What about GR? The same proof works fine, except for extreme circumstances like singularities and wormholes, where it becomes impossible to partition spacetime in this manner. But the following General Rule applies (and also to similar circumstances that might arise in String Theory, etc). If it seems to prove pre-destination, it has no experimental support.

"Preferred frame" is verboten, but that applies only to the claim that it's "true". I'm using it as a hypothetical device to show that pre-destination is not entailed by SR. Let no man accuse me of actually believing this blasphemy! I've got enough troubles already without the Inquisition after me.

Indeed, the fact that these topics are verboten is the best proof that pre-destination is unprovable. If it were real science, you wouldn't need to prohibit questions, because you'd have answers. Doubters must be burned at the stake, instead of convinced by reason, only when the doubt is justified.
 
  • #86
secur said:
There's a huge difference between such poetic license, and actually believing in an "existing" past, or a pre-destined "existing" future.

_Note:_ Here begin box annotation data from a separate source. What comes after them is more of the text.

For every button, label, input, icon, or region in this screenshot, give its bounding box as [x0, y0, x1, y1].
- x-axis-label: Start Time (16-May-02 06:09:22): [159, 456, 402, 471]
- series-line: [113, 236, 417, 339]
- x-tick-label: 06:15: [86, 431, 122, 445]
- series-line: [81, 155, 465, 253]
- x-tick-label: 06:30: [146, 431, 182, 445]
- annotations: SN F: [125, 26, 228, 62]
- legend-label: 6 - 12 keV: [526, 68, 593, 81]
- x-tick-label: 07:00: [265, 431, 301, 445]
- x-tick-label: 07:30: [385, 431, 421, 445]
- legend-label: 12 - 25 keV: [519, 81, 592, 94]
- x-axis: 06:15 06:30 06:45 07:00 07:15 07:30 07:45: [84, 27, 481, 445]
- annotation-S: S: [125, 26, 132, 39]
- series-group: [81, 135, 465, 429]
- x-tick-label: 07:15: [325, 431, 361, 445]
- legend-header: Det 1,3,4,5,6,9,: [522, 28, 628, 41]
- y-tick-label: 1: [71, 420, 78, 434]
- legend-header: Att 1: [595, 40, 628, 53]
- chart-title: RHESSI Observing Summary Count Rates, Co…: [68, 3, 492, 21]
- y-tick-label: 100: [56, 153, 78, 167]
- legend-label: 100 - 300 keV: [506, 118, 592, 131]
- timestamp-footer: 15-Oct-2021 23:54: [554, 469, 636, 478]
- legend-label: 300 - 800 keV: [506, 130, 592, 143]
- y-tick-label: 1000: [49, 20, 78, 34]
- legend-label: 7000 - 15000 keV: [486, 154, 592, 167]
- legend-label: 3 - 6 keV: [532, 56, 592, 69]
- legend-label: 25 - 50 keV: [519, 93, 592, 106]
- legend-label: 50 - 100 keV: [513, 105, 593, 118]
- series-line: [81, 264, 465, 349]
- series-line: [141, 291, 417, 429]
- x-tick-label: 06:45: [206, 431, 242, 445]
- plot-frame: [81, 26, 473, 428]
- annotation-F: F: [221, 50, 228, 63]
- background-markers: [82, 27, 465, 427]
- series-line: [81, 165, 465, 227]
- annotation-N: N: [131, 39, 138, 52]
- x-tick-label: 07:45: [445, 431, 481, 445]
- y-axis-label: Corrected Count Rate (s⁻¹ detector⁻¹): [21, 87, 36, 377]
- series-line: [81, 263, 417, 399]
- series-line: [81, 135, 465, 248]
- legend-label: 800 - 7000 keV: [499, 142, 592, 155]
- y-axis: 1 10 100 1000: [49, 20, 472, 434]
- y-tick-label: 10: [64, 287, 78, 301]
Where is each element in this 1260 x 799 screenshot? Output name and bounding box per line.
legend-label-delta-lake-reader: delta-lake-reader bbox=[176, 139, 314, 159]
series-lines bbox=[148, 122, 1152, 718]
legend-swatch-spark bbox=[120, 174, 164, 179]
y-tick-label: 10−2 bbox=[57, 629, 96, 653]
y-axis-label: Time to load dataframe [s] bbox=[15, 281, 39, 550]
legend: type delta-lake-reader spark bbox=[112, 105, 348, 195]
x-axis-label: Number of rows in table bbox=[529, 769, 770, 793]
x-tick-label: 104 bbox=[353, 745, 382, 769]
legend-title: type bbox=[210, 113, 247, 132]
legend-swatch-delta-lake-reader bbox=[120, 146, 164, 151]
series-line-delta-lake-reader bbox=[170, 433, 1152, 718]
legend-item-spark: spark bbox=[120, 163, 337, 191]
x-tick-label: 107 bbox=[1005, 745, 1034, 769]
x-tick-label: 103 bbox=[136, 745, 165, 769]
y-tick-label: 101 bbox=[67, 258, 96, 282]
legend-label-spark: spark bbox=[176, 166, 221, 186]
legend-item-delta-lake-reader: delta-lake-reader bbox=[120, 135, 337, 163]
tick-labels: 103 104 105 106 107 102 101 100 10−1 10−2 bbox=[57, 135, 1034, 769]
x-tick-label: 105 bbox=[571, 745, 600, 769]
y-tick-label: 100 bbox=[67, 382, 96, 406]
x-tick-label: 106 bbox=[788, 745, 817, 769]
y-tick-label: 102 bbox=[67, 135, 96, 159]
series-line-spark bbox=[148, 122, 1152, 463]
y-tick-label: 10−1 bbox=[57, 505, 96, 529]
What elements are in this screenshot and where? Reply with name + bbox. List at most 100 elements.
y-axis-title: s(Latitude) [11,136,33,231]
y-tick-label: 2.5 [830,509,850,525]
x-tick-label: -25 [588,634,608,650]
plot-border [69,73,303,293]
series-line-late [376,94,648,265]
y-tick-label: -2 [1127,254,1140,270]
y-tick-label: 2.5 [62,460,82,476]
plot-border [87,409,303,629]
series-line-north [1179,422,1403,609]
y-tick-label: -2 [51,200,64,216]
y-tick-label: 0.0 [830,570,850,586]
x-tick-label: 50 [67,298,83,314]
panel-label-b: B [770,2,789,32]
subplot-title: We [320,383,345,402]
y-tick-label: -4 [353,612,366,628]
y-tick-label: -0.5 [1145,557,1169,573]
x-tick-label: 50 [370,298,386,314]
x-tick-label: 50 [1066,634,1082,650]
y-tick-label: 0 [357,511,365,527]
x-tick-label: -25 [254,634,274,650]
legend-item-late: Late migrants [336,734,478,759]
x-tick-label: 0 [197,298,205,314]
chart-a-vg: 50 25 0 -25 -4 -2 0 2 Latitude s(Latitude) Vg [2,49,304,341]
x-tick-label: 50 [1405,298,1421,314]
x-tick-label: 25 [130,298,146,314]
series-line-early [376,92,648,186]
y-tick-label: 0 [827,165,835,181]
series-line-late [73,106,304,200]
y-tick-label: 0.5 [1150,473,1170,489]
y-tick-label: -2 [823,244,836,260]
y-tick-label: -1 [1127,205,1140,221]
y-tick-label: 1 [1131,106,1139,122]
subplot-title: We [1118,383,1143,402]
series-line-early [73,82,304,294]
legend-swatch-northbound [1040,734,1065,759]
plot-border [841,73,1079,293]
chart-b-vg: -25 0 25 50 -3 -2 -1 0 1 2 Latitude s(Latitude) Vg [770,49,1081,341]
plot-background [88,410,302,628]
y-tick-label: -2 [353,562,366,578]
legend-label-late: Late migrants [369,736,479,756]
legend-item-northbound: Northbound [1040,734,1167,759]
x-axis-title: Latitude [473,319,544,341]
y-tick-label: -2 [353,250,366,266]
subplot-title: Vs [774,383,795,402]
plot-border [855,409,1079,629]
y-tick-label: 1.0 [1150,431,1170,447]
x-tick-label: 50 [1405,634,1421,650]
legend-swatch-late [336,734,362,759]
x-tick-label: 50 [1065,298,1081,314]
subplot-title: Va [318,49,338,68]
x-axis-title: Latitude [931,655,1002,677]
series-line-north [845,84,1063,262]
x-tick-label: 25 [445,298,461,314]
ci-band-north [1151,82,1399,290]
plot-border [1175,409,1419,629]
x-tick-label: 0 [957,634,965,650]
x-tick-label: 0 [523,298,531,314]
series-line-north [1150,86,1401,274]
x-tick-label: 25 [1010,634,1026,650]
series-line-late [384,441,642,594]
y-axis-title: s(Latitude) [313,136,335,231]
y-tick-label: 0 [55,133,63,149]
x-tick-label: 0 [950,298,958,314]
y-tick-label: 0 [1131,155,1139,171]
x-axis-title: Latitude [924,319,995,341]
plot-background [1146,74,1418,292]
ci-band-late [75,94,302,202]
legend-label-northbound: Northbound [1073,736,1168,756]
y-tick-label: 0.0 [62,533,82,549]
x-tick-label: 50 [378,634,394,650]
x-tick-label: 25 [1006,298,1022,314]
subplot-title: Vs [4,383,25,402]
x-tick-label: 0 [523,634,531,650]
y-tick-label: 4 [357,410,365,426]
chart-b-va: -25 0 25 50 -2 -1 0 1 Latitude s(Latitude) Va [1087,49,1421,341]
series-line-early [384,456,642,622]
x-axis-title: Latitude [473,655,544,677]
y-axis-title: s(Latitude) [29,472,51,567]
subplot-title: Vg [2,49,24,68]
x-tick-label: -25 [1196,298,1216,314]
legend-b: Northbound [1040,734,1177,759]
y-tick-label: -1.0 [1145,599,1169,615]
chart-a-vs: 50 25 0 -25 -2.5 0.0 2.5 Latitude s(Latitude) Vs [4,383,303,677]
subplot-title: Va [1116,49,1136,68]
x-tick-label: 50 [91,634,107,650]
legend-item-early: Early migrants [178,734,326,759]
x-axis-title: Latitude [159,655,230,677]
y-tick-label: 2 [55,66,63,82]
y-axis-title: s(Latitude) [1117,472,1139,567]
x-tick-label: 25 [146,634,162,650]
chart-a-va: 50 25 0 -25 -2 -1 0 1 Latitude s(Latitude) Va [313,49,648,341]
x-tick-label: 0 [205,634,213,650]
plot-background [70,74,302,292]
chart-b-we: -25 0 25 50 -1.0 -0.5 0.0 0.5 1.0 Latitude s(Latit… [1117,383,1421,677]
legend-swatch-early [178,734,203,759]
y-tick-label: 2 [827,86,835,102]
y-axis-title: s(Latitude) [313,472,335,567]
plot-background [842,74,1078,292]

Using the analog of the "historical present" in relativity does not mean you have to believe in the "block universe" view. It can just as well be a "rhetorical device", intended to briefly describe the physics in ordinary language while realizing that the description is not completely accurate. No ordinary language description of physics will be completely accurate; ordinary language is too vague and imprecise. If you really want a precise description, you use math, and then all of the issues you're discussing simply don't exist.

secur said:
As we all know, we must turn to the math for a precise statement.

Yes. So basically you are saying "the picture we get using ordinary language is imprecise". We all agree on that. So what more is there to discuss?

secur said:
the math doesn't actually support the statement.

The math does not require the block universe interpretation. That's true. I wrote a whole Insights article about it:

https://www.physicsforums.com/insights/block-universe-refuting-common-argument/

Nobody in this thread has claimed otherwise, as far as I can see.

Basically you seem to me to be arguing against positions that nobody in this thread is taking.
 
  • #87
secur said:
I'm just trying to get across how radical and unsensical "Spacetime just is" is. So radical it can't even be stated correctly with language, or comprehended by a human mind.
This is clearly wrong. Part of the appeal of the block universe idea is how easily comprehended it is.

I find your repeated religious references completely inappropriate, particularly the comparison with the Inquisition. We issue warnings and delete content, we don't torture and kill.
 
  • #88
PeterDonis said:
The math does not require the block universe interpretation. That's true. I wrote a whole Insights article about it:

https://www.physicsforums.com/insights/block-universe-refuting-common-argument/

Nobody in this thread has claimed otherwise, as far as I can see.
I haven't said anything in the thread but just for the record, I do feel relativity is problematic for presentist philosophies. However, I think your Insight article is absolutely correct, the Andromeda Paradox is not a sound basis for the argument.
 
  • #89
This seems to be a good point at which to close the thread.